The celery worker's superset_config.py contains all three sections:

# Operator-generated configs
SQLALCHEMY_DATABASE_URI = f"postgresql+psycopg2://..."  # assembled from env vars

# Base config (spec.config)
ROW_LIMIT = 10000

# Component config
CELERY_ANNOTATIONS = {"tasks.add": {"rate_limit": "10/s"}}

Note: All operator-managed settings (SECRET_KEY, SQLALCHEMY_DATABASE_URI, web server port) are rendered into the config file from operator-internal SUPERSET_OPERATOR__* env vars. Both passthrough and structured metastore modes render SQLALCHEMY_DATABASE_URI from SUPERSET_OPERATOR__DB_URI (passthrough) or SUPERSET_OPERATOR__DB_* (structured).

Config section WebServer CeleryWorker CeleryBeat CeleryFlower McpServer
SECRET_KEY yes yes yes yes yes
Passthrough DB URI if set if set if set if set if set
Structured DB URI (f-string) if set if set if set if set if set
Web server port (8088) yes
Top-level config yes yes yes yes yes
Per-component config yes yes yes yes yes

WebsocketServer is Node.js-based -- it does NOT get superset_config.py. Optional websocket config.json is handled separately through Development-only inline config or a Secret-backed configFrom mount.

Secret Handling

In dev mode (environment: Development), secretKey, metastore.uri, and metastore.password can be set as plain strings directly in the CR. The operator injects them as environment variables on the container spec.

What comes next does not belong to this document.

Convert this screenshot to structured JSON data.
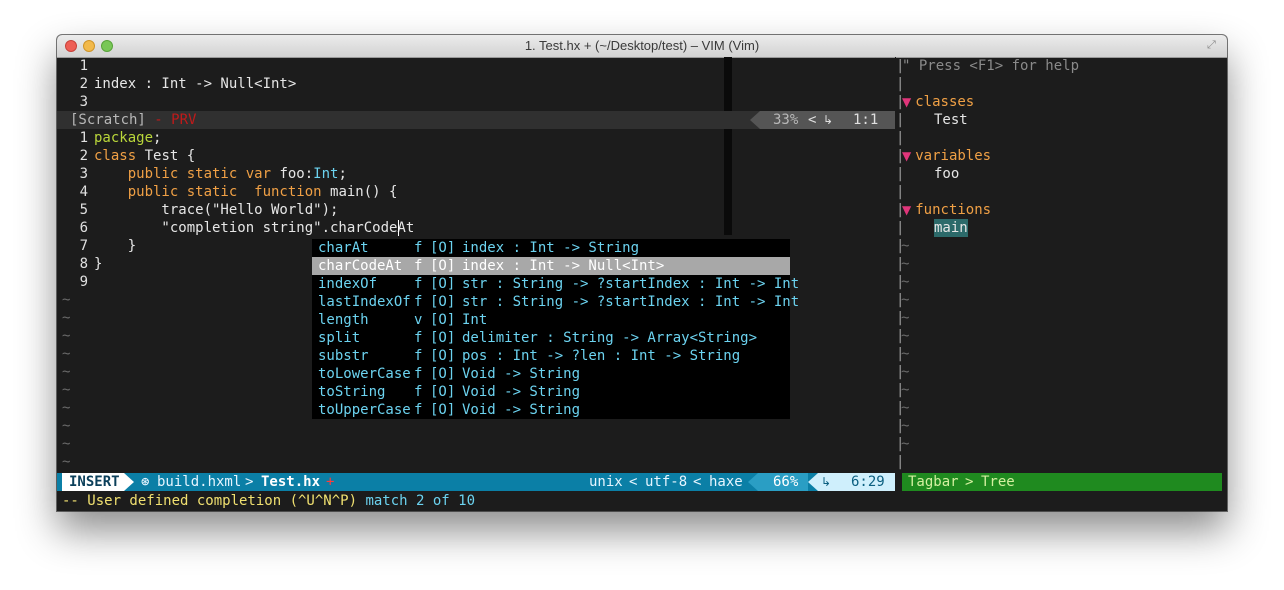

In prod mode (environment: Production, the default), CRD validation rejects these inline fields. Instead, use the *From fields to reference Kubernetes Secrets:

  • secretKeyFrom — references a Secret key for the Flask secret key
  • metastore.uriFrom — references a Secret key for the full database URI
  • metastore.passwordFrom — references a Secret key for the database password (structured mode)

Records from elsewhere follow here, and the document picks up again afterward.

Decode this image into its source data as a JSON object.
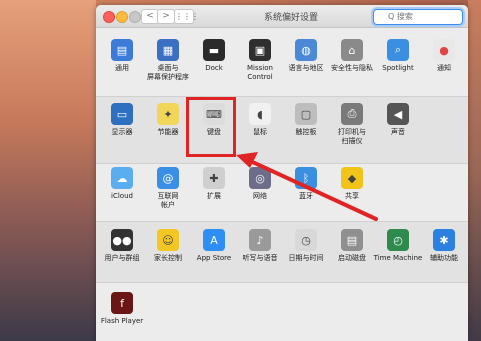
{
  "window": {
    "title": "系统偏好设置",
    "search": {
      "value": "",
      "placeholder": "Q 搜索"
    },
    "nav": {
      "back": "<",
      "forward": ">",
      "grid": "⋮⋮⋮"
    }
  },
  "rows": [
    {
      "items": [
        {
          "label": "通用",
          "icon": "general-icon",
          "color": "#3d7bd9"
        },
        {
          "label": "桌面与\n屏幕保护程序",
          "icon": "desktop-icon",
          "color": "#3a6fc2"
        },
        {
          "label": "Dock",
          "icon": "dock-icon",
          "color": "#2b2b2b"
        },
        {
          "label": "Mission\nControl",
          "icon": "mission-control-icon",
          "color": "#2f2f2f"
        },
        {
          "label": "语言与地区",
          "icon": "globe-icon",
          "color": "#4b88d6"
        },
        {
          "label": "安全性与隐私",
          "icon": "lock-house-icon",
          "color": "#8a8a8a"
        },
        {
          "label": "Spotlight",
          "icon": "spotlight-icon",
          "color": "#3b8fe0"
        },
        {
          "label": "通知",
          "icon": "notifications-icon",
          "color": "#e8e8e8"
        }
      ]
    },
    {
      "items": [
        {
          "label": "显示器",
          "icon": "display-icon",
          "color": "#2e6fbf"
        },
        {
          "label": "节能器",
          "icon": "bulb-icon",
          "color": "#f2d65a"
        },
        {
          "label": "键盘",
          "icon": "keyboard-icon",
          "color": "#dcdcdc"
        },
        {
          "label": "鼠标",
          "icon": "mouse-icon",
          "color": "#f1f1f1"
        },
        {
          "label": "触控板",
          "icon": "trackpad-icon",
          "color": "#bdbdbd"
        },
        {
          "label": "打印机与\n扫描仪",
          "icon": "printer-icon",
          "color": "#7a7a7a"
        },
        {
          "label": "声音",
          "icon": "speaker-icon",
          "color": "#555555"
        }
      ]
    },
    {
      "items": [
        {
          "label": "iCloud",
          "icon": "icloud-icon",
          "color": "#5aaef0"
        },
        {
          "label": "互联网\n帐户",
          "icon": "at-icon",
          "color": "#3a8ee6"
        },
        {
          "label": "扩展",
          "icon": "puzzle-icon",
          "color": "#cfcfcf"
        },
        {
          "label": "网络",
          "icon": "network-globe-icon",
          "color": "#6d6d8a"
        },
        {
          "label": "蓝牙",
          "icon": "bluetooth-icon",
          "color": "#3b8fe0"
        },
        {
          "label": "共享",
          "icon": "sharing-icon",
          "color": "#f0c419"
        }
      ]
    },
    {
      "items": [
        {
          "label": "用户与群组",
          "icon": "users-icon",
          "color": "#333333"
        },
        {
          "label": "家长控制",
          "icon": "parental-icon",
          "color": "#f3c623"
        },
        {
          "label": "App Store",
          "icon": "appstore-icon",
          "color": "#2f8ef5"
        },
        {
          "label": "听写与语音",
          "icon": "microphone-icon",
          "color": "#9a9a9a"
        },
        {
          "label": "日期与时间",
          "icon": "clock-calendar-icon",
          "color": "#d8d8d8"
        },
        {
          "label": "启动磁盘",
          "icon": "disk-icon",
          "color": "#8f8f8f"
        },
        {
          "label": "Time Machine",
          "icon": "time-machine-icon",
          "color": "#2f8a4e"
        },
        {
          "label": "辅助功能",
          "icon": "accessibility-icon",
          "color": "#2c80e0"
        }
      ]
    },
    {
      "items": [
        {
          "label": "Flash Player",
          "icon": "flash-icon",
          "color": "#6b1616"
        }
      ]
    }
  ],
  "annotation": {
    "highlight_color": "#e02424"
  }
}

The operator injects the corresponding env vars (SUPERSET_OPERATOR__SECRET_KEY, SUPERSET_OPERATOR__DB_URI, SUPERSET_OPERATOR__DB_PASS) with valueFrom.secretKeyRef pointing at the referenced Secret. Secret values never appear in ConfigMaps or CRD status fields.

Config Mount Structure

  • /app/pythonpath/ — ConfigMap with superset_config.py

Checksum-Driven Rollouts

The parent computes a per-component config checksum and stamps it on the component Deployment pod template. When the checksum changes (due to config or secret reference changes on the CR), Kubernetes triggers a rolling restart of the affected component. Note: rotating a referenced Secret's value without changing the CR does not trigger a rollout — use Force Reload for this case. See Internals for the full checksum table and per-component isolation details.


Resource Ownership

All resources use Kubernetes owner references for automatic cleanup. The parent Superset CR owns component Deployments, Services, ConfigMaps, HPAs, PDBs, lifecycle task Jobs, networking resources (Ingress/HTTPRoute), ServiceMonitor, and NetworkPolicies. Deleting the parent cascades to everything. Removing a component from the parent spec deletes the resources for that component.